Kaandeepan explained that the government had implemented an island-wide travel ban, but plantation and garment workers had to “risk their lives” and keep working in order to feed their children. “No arrangements have been made to provide relief for them and the unions are encouraging workers to keep going to the fields” while garment factories continue to operate despite rising numbers of COVID-19 infections.

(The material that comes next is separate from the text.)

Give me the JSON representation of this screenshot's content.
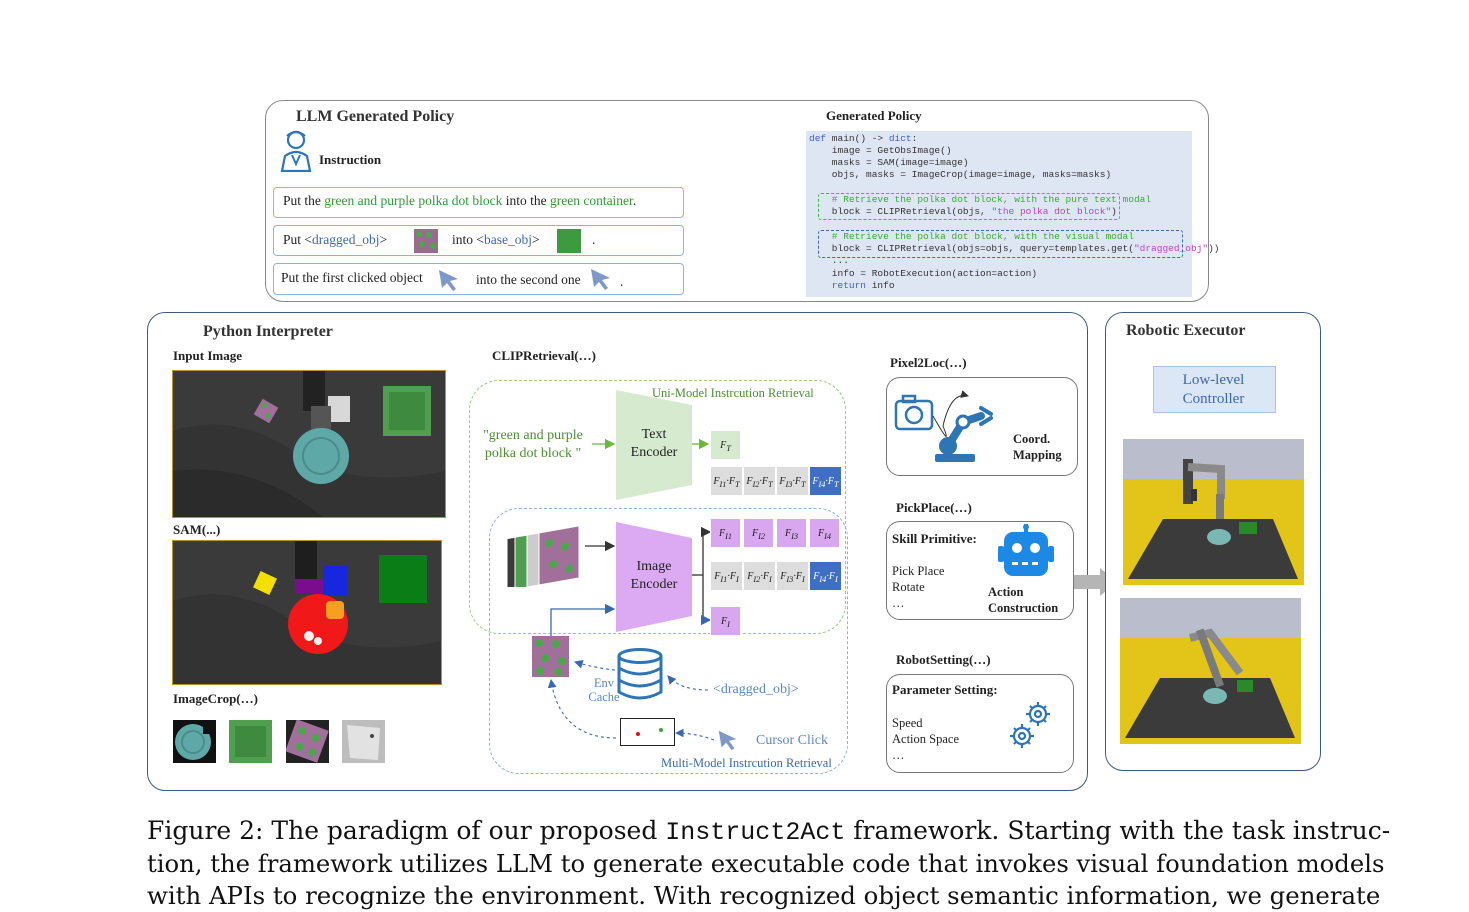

“I urge workers to attend the SEP meeting in order to understand the only perspective to fight the pandemic,” he said.

Mohammad, a 3rd year art student from the University of Colombo, said he would be attending Sunday’s meeting because of its international significance.

“We’ve been in this pandemic for more than a year and a half. No capitalist government wants to stop the pandemic. India faces this catastrophe because the Modi government is determined to maintain India’s capitalist economy irrespective of the threat to people’s lives. When Modi says, ‘India should be saved from a lockdown,’ it reveals the murderous attitude of the Indian government towards the people.

“India has a large and militant working class. If it is mobilised on a politically correct line, there is no doubt that it will become a great power. This meeting is a good start for that.”